SEVA: Self-Evolving Verification Agent with Process Reward for Fact Attribution

2026-06-29Computation and Language

Computation and LanguageArtificial IntelligenceMachine Learning
AI summary

The authors present SEVA, a system designed to verify the accuracy of information generated by large language models (LLMs). Unlike previous verifiers that give only simple yes/no answers, SEVA provides detailed evidence, confidence levels, error types, and suggestions for fixes. Training SEVA with reinforcement learning was challenging because standard reward methods failed, so the authors created a new reward system that breaks down verification quality into multiple parts, helping the model learn better step-by-step. They also found that repeated self-improvement rounds made the model specialize in certain tasks rather than becoming broadly accurate. SEVA performed similarly to a top model but provided more transparent, detailed feedback.

HallucinationLarge Language Models (LLMs)Fact VerificationReinforcement Learning (RL)Reward DecompositionSelf-correctionEvidence AlignmentStep-by-step ReasoningConfidence CalibrationError Diagnosis
Authors
Aojie Yuan, Yi Nian, Haiyue Zhang, Zijian Su, Yue Zhao
Abstract
Hallucination is the reliability bottleneck for LLM-based agents, and fact attribution verifiers are the last line of defense -- yet today's verifiers emit only opaque binary labels, leaving agents unable to self-correct and operators unable to audit.
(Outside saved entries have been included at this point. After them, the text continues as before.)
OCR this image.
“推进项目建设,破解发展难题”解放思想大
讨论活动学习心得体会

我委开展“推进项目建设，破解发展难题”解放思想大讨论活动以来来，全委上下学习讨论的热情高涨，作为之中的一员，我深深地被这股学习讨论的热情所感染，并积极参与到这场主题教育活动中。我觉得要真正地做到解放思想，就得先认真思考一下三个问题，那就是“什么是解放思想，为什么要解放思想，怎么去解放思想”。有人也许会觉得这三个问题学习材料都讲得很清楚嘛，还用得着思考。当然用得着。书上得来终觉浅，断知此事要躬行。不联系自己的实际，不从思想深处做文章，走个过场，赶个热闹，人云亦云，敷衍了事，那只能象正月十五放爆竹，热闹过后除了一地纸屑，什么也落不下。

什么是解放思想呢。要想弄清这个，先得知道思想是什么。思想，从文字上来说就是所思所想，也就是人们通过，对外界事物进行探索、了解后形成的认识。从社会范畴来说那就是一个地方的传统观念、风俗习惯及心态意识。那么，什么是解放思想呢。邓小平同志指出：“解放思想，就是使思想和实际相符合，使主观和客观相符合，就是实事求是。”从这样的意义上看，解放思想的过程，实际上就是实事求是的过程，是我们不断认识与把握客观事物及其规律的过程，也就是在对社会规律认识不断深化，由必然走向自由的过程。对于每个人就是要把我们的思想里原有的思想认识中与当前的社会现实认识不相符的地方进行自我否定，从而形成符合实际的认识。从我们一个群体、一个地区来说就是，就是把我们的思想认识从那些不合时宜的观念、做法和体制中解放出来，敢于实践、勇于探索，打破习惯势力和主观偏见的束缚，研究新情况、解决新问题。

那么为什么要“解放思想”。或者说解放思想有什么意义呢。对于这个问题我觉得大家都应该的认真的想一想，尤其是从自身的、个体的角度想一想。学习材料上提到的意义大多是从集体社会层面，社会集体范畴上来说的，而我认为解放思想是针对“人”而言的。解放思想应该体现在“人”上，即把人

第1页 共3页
We present SEVA, a structured verification agent that emits evidence alignments, step-by-step reasoning chains, calibrated confidence, and a six-category error diagnosis with actionable fixes. Training such an agent with RL is non-trivial: standard binary reward on multi-component output triggers advantage collapse -- within-group reward variance vanishes and the GRPO gradient disappears. We resolve this with a process reward that decomposes verification quality into five independent components weighted 70/30 toward process signals, restoring the gradient and inducing an implicit curriculum -- the agent first masters verification behavior (alignment 0.917 -> 0.997, format 72% -> 100%), then outcomes (F1 64.9 -> 69.0). Structured output further enables a Verify -> Reflect -> Probe -> Refine self-evolution loop, which over four rounds on a 7B model surfaces an unexpected structural finding: each round produces a benchmark-specialist, not a generalist (+15 pp on HaluEval, -10 to -14 pp on TruthfulQA in the same model, persistent at 4x data). On ClearFacts, SEVA-3B matches GPT-4o-mini (69.0 vs. 69.8 F1) while producing substantially richer, auditable output -- confirming a principle that should generalize: for any RL task with multi-component generation, reward granularity must match output granularity.